The Washington Supreme Court has narrowly upheld an $18 million fine levied against an association of large food brands that funneled dark money into a state political campaign.
The 5-4 decision Thursday found that the penalty against the Grocery Manufacturers Association — now known as the Consumer Brands Association — did not violate the U.S. Constitution's ban on excessive fines.
The group, which included companies like Coca-Cola and Nestle, in 2013 collected $14 million from its members. It then contributed $11 million of that to help defeat a Washington state ballot initiative that would have required labeling of genetically engineered ingredients on food packaging.
The association failed to register as a political committee in the state, did not disclose which companies contributed the campaign money and filed no campaign-finance reports until after Attorney General Bob Ferguson sued.
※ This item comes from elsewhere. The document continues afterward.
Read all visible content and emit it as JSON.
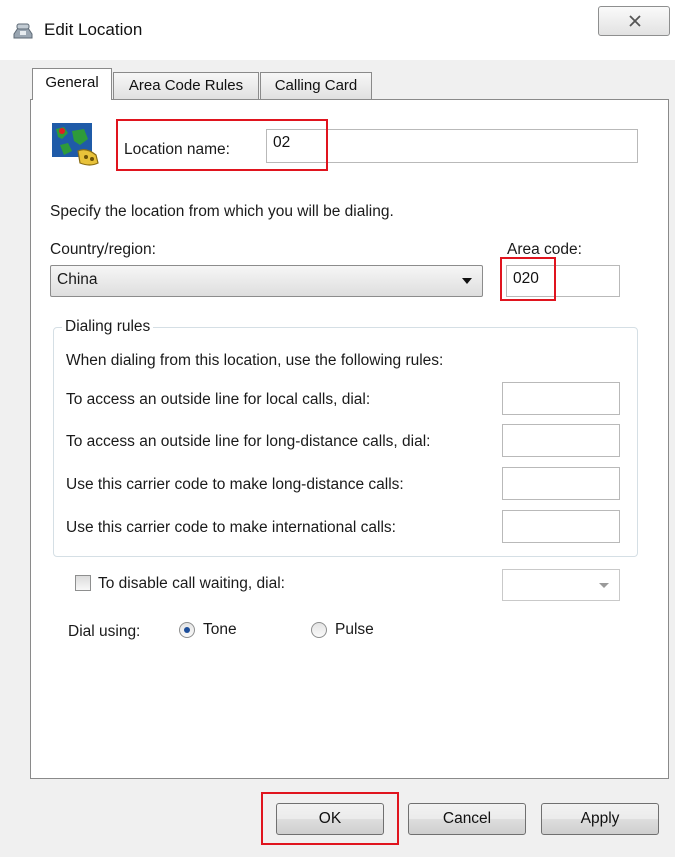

As part of the lawsuit, the state uncovered evidence that one association executive noted during a meeting that having a pooled campaign account would “shield individual companies from public disclosure and possible criticism.”
“The GMA’s offense struck at the core of open elections,” Chief Justice Steven González wrote for the state supreme court's majority. “The grave nature and broad extent of GMA’s offense suggests the penalty is not grossly disproportional.”
The dissenting justices, led by Justice Sheryl Gordon McCloud, said that the association’s failure to file campaign disclosure reports was serious for a reporting violation but that it was only a reporting violation. She called the $18 million penalty “grossly disproportionate” to that offense.
The justices previously found that the Grocery Manufacturers Association's violations were intentional, but sent the case back to a lower court to determine whether the fine was excessive. The 8th Amendment to the U.S. Constitution prohibits excessive fines.
The GMO-labeling measure, known as Initiative 522, failed by a vote of 51% to 49%.